The entire months of May and June passed us by and he finally asked me if I would go to fireworks with him on the first of July. Several awkward and strange dates were to follow before we played out the first verse of this song in our own strange, shy kind of way.
The rest of our summer was played out in much the same fashion. There has been a cheesy country song to match just about every one of our dates, including the one where I spent the entire time sitting on the tire of a Hesston 6550 in the field behind the barn. Or the one where we sat out on the riverbank watching shooting stars until two in the morning. Or the other one, where we climbed up in the hay mow and I screamed when a spider the size of my head descended inches from my face.
Saturday morning crop walks have become the highlight of my week, where we walk with my hand in his enormous, farmer-y, calloused one to see if things are ready to be harvested or not. At first I thought these walks were just a ploy to spend time with me. How sweet! But it turns out, this is actually a part of the process of farming. I routinely get asked to walk about four hundred metres into a field of corn and bring him back a few ears. (Because corn does not come in pods. It comes in ears. Peas come in pods and farmers get cranky when their equipment breaks down and their pods of peas go bad, but that is another entry altogether.)

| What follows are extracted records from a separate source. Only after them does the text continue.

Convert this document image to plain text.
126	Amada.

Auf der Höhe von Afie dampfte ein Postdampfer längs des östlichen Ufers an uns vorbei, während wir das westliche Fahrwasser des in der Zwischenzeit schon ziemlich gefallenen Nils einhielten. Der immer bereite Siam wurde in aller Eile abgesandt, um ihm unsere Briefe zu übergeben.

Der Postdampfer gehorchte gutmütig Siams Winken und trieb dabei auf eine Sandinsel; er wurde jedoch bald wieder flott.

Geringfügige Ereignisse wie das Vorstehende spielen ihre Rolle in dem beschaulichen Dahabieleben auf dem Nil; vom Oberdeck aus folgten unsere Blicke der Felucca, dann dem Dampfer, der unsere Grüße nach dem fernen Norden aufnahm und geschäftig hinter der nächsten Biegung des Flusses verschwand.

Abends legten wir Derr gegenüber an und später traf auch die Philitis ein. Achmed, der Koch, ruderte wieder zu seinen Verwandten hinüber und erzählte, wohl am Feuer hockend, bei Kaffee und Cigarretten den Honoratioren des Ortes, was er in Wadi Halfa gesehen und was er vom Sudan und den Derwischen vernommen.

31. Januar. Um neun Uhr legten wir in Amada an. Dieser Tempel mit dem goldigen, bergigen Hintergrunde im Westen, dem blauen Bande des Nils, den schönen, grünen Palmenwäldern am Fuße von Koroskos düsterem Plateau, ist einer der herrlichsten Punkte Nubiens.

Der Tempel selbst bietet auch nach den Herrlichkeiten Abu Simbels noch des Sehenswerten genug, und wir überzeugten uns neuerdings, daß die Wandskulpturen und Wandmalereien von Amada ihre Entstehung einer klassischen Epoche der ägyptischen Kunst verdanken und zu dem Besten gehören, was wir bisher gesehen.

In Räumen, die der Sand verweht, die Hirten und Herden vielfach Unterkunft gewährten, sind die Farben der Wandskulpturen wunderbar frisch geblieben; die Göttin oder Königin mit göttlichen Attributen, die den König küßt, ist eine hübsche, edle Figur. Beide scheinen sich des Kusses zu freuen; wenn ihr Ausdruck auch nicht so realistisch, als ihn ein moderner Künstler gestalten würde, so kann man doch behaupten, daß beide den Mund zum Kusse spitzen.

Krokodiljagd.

The weather has cooled down some now. We spend more of our time in the grain room, on a makeshift couch made of feed bags. We talk every day after milking, about the things that don't really matter. Occasionally, we talk about the things that really do matter.
I've spent the end of summer begging the end not to come, but I can't really control the seasons. There are vast differences between this fall and the last two I've faced and despite my crankiness at the change in the weather I'm looking forward to every next day.